To identify HDAC9-associated functional pathways, we performed GO term enrichment analysis. As shown in figure 5B, with regard to biological processes, HDAC9-associated transcripts were enriched in pathways associated with immune system processes (particularly the innate response), drug responses, neuronal differentiation, and circadian rhythms. Further analysis revealed that the translation of a group of transcripts responsible for inflammatory responses and antigen recognition was changed in Hdac9^-/- DCs compared with in wild-type DCs (figure 5C). Conversely, the translation of costimulatory or inhibitory molecules and cytokines was not significantly altered in Hdac9^-/- DCs (data not shown). These data suggest that HDAC9 extensively regulates DC immune functions. Specifically, the transcription of GATA3, which is generally identified as T cell-specific, was dramatically upregulated in DCs with HDAC9 deficiency, as also shown in figure 2C. This indicates that HDAC9 may participate in the regulation of DC differentiation from common myeloid and lymphoid progenitor cells.

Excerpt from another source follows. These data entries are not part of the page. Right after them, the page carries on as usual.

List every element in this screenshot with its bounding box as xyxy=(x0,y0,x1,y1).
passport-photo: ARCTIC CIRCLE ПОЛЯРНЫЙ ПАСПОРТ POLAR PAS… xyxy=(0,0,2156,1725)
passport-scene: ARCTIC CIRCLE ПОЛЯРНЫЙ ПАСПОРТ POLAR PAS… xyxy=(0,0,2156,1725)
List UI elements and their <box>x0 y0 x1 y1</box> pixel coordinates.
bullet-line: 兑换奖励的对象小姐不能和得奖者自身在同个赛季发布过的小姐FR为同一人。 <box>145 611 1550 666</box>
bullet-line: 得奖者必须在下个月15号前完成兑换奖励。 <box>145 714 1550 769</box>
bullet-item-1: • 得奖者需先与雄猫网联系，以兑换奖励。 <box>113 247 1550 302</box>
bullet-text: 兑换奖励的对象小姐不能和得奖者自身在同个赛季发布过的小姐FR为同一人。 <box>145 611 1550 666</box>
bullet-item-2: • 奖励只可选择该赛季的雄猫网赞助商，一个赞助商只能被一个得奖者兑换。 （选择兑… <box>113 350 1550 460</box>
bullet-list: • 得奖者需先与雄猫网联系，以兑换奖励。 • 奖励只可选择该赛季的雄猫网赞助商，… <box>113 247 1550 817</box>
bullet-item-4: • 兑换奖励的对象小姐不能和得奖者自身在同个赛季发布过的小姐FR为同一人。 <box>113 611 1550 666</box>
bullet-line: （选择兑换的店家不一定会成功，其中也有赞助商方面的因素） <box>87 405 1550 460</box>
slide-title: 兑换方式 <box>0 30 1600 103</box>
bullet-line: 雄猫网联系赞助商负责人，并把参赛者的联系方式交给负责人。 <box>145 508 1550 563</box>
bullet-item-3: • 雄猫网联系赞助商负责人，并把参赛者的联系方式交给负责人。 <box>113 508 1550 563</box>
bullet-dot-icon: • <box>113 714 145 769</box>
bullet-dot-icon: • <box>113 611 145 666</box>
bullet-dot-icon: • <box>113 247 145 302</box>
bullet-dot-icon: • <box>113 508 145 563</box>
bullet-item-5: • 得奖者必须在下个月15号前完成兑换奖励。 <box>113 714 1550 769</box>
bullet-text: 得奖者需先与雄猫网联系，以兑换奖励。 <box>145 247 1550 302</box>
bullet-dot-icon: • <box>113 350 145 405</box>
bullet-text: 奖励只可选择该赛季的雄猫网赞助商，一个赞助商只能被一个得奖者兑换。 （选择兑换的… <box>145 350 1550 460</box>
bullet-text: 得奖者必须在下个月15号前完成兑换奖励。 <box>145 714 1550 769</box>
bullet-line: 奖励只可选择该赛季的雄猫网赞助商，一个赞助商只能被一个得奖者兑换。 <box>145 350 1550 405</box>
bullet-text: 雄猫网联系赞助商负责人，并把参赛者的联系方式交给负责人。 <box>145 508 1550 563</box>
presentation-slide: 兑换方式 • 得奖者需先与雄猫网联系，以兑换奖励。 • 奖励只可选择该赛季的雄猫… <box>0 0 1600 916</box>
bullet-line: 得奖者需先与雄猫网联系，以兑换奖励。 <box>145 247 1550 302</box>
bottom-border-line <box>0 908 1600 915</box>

To examine the effects of HDAC9 expression on the human TME, we collected tissue sections from patients with non-small cell lung cancer and performed immunohistochemical staining for CD8 and HDAC9. Consistent with the observations in mouse models, patients with low HDAC9 expression in the tumor stroma tended to have a lower number of CD8⁺ cells than patients with high HDAC9 expression (online supplementary figure S5, figure 6). The mean intensity of HDAC9 in the stroma was positively correlated with the number of CD8⁺ cells, indicating that low HDAC9 expression might control the amount of T cells in the non-inflamed TME.